Meados de 2014, férias de julho se aproximavam e,
consequentemente, alguns planos, mesmo incertos, brotavam, numa expectativa
imensa de serem apreciados, colhidos e consumidos. Qual deles seria
contemplado?
Dessa vez, dei voz àquela ideia que há tempos matinava em
minha cabeça, ecoando, com toques leves e contínuos, os acordes de uma melodia
que resgata pessoas e fatos inseridos em algum ponto na minha linha do tempo.

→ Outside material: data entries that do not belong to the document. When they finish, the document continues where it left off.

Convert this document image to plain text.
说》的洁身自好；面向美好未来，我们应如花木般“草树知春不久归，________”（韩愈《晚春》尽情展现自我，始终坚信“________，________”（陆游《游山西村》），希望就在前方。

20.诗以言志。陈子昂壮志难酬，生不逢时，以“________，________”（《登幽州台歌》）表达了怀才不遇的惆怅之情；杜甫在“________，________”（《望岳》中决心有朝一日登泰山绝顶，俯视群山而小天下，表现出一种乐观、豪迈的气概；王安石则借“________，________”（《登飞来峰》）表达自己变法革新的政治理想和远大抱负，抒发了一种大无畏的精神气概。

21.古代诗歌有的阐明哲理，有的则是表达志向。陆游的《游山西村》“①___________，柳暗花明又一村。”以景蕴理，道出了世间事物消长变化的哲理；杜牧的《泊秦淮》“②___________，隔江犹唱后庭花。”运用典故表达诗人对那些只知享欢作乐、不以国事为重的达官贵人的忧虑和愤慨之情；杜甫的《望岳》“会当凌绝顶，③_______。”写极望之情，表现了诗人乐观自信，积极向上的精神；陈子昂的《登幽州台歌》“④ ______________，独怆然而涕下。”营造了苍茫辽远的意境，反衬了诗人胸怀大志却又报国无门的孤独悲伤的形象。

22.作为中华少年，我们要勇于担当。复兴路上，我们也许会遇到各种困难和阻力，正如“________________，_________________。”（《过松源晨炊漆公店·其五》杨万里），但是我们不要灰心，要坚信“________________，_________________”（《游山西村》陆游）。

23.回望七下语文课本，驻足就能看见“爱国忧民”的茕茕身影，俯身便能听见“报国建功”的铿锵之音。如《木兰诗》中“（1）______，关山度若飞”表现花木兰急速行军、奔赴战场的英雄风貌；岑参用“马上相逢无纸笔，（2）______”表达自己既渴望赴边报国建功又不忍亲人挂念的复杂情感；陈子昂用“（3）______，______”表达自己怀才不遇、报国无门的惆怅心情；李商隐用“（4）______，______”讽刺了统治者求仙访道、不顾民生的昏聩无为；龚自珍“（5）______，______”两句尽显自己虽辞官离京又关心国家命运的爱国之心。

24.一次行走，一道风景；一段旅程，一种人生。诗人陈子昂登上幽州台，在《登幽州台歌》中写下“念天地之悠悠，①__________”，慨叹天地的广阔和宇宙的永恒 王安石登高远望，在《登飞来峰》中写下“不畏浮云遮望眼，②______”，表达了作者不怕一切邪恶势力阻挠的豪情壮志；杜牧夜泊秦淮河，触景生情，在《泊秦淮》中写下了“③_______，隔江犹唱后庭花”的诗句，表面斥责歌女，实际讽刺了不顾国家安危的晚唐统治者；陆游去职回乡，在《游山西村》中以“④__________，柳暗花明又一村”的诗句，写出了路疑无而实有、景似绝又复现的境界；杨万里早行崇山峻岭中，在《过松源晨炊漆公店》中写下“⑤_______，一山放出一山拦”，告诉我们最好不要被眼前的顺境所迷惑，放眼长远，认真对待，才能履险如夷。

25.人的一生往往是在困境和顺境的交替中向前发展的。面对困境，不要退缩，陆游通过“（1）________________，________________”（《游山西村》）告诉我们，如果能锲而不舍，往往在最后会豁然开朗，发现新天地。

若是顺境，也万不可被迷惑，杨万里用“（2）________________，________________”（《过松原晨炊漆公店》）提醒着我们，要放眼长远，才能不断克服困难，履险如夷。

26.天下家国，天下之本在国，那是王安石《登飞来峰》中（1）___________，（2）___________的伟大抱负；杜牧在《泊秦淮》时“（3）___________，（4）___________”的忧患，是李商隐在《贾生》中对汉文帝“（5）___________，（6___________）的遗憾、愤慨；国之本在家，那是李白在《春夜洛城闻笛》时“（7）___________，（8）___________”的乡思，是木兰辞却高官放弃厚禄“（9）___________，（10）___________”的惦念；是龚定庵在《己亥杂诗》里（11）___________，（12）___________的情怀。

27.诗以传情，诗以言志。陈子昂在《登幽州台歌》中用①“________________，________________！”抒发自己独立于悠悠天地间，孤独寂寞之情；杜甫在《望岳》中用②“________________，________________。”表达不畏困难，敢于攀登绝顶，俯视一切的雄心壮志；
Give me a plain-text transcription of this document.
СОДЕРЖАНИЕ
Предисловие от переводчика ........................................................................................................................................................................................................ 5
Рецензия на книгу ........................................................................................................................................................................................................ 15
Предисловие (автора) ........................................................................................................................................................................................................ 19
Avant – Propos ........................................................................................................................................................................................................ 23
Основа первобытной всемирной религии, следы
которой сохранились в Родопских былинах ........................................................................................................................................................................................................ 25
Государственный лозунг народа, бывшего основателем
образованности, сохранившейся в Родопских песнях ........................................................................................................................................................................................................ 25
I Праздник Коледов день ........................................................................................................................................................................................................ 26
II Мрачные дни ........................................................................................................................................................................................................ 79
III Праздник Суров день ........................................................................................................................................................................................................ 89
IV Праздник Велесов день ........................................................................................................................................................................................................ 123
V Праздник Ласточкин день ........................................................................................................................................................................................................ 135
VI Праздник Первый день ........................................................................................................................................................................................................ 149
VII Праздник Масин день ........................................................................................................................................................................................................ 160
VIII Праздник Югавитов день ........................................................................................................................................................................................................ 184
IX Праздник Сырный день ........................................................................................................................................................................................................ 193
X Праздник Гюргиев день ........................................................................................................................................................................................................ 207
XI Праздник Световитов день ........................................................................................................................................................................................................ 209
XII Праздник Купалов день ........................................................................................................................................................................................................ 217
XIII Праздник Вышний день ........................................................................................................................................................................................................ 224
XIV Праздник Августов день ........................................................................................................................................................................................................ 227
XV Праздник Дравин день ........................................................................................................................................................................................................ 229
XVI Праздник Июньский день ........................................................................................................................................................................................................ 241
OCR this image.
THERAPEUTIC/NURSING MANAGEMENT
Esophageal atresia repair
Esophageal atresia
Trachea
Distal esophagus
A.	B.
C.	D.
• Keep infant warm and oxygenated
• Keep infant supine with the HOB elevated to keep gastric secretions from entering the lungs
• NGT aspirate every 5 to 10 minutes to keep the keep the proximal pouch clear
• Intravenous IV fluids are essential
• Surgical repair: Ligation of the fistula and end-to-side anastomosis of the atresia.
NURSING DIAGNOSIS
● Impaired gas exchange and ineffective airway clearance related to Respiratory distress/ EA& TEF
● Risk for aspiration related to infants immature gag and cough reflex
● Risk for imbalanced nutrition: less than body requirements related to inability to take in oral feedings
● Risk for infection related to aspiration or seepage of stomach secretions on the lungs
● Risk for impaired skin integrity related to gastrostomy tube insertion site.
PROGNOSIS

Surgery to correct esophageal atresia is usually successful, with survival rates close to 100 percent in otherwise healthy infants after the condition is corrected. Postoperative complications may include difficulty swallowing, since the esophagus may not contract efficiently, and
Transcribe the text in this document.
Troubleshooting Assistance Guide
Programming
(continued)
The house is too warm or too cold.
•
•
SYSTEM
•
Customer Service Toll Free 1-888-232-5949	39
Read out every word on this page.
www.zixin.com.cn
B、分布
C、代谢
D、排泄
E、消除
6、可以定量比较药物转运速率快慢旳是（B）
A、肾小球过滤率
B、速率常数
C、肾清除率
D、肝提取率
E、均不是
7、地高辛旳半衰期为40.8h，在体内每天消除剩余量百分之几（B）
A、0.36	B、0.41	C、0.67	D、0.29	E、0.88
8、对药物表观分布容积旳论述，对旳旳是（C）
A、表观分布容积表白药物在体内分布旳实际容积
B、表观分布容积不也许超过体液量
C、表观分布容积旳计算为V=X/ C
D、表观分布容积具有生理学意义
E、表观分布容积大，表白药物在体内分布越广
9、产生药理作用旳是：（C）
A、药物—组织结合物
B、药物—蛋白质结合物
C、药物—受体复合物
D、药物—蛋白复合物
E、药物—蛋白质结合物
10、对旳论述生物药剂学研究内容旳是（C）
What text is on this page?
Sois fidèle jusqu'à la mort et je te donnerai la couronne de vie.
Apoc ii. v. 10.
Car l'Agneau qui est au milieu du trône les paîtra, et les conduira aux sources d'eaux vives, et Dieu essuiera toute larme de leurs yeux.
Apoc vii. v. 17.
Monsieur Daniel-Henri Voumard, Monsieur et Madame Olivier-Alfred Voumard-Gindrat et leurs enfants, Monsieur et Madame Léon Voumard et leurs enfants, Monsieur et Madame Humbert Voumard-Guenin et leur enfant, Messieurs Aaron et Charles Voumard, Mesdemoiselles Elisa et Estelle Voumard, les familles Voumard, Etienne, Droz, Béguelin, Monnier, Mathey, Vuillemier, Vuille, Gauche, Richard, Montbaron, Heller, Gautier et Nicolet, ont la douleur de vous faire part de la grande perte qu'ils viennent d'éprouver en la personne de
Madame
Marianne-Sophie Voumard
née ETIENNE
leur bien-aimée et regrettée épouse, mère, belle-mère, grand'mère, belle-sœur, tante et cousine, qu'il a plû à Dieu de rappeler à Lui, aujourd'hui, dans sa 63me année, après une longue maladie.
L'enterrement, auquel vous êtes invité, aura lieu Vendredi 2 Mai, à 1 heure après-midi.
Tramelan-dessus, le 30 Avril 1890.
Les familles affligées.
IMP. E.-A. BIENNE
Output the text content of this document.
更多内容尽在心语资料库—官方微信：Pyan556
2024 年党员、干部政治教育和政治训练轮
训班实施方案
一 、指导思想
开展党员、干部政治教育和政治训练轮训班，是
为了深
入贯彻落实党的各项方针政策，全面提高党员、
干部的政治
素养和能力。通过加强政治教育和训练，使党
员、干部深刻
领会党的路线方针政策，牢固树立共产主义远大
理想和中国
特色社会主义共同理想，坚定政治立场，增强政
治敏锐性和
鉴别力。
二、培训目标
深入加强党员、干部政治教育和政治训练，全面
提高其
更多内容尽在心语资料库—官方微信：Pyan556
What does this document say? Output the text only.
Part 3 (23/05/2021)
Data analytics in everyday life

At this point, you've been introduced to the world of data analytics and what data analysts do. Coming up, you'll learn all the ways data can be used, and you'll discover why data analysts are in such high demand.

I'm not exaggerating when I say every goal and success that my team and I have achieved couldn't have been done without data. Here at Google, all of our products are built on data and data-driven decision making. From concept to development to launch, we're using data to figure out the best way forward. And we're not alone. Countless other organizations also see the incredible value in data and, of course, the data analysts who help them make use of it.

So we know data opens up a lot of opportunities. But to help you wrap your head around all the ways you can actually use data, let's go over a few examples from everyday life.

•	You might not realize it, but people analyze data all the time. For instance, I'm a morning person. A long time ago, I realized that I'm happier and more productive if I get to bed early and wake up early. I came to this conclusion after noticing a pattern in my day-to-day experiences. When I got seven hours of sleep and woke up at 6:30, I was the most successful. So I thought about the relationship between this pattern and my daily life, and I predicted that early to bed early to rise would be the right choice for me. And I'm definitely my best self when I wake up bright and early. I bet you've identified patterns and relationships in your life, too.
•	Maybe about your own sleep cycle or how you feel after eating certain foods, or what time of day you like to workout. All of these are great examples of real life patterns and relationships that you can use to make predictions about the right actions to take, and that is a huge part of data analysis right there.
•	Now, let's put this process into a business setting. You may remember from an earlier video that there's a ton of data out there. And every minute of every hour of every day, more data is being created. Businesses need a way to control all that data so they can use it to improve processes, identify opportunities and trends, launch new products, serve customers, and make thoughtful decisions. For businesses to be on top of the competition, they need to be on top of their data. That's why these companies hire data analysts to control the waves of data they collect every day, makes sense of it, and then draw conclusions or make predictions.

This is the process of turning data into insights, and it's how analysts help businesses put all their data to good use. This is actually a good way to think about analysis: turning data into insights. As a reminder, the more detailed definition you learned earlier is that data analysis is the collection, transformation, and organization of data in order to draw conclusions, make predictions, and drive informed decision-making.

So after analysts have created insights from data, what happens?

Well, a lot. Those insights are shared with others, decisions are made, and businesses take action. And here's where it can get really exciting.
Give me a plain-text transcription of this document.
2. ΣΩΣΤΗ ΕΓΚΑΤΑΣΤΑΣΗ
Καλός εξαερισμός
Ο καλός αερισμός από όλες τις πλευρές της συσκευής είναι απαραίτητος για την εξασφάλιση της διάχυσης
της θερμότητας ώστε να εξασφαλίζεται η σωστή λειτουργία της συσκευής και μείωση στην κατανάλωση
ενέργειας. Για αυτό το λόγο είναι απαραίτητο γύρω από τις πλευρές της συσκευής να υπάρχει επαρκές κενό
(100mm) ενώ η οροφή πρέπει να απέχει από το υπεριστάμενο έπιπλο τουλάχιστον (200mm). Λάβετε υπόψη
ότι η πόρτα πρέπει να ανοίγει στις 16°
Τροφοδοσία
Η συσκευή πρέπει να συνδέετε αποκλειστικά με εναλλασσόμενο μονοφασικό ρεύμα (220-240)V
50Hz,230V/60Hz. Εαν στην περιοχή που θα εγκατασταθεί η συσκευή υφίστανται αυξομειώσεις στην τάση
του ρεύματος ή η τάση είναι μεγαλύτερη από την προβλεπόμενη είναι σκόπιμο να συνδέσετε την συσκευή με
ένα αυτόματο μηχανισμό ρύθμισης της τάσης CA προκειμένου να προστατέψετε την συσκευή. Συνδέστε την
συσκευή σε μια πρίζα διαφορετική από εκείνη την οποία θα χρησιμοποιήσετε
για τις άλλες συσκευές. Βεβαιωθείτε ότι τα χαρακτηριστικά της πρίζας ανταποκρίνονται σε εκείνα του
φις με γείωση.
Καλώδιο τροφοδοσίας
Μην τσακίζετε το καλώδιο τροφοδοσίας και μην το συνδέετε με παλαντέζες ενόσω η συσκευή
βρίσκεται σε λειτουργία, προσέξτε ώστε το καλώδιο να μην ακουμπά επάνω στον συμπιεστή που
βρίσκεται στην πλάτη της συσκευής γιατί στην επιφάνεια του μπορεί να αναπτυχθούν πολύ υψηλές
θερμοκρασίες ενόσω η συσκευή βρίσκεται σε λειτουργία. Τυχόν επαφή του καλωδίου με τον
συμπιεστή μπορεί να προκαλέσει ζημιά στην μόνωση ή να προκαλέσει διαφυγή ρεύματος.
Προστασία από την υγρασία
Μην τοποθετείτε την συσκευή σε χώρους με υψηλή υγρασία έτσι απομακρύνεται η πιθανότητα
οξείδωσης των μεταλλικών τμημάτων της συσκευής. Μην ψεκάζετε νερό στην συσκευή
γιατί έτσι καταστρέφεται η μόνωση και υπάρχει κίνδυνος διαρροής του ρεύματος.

Essa sensação, tão comum e ao mesmo tempo singular, tempera nossas lembranças e
deixa escapar um aroma melancólico que desperta uma fome do passado, mais
conhecida como saudade.
Também pudera! 40 anos de dimensão temporal e geográfica
percorrem o tempo e deixam marcas. Se bem que, os números apenas atendem a uma
lógica linear, mas são desprovidos da abstração causada pelo resultado final
dessa mera adição.
O momento do retorno era aquele. Rever pessoas e lugares e,
assim, verificar quais mudanças ocorreram durante o intervalo dessas quatro
décadas, aproximando, dessa forma, as duas pontas da vida: infância e adulta
(parafraseando uma das obras do nosso Bruxo Velho)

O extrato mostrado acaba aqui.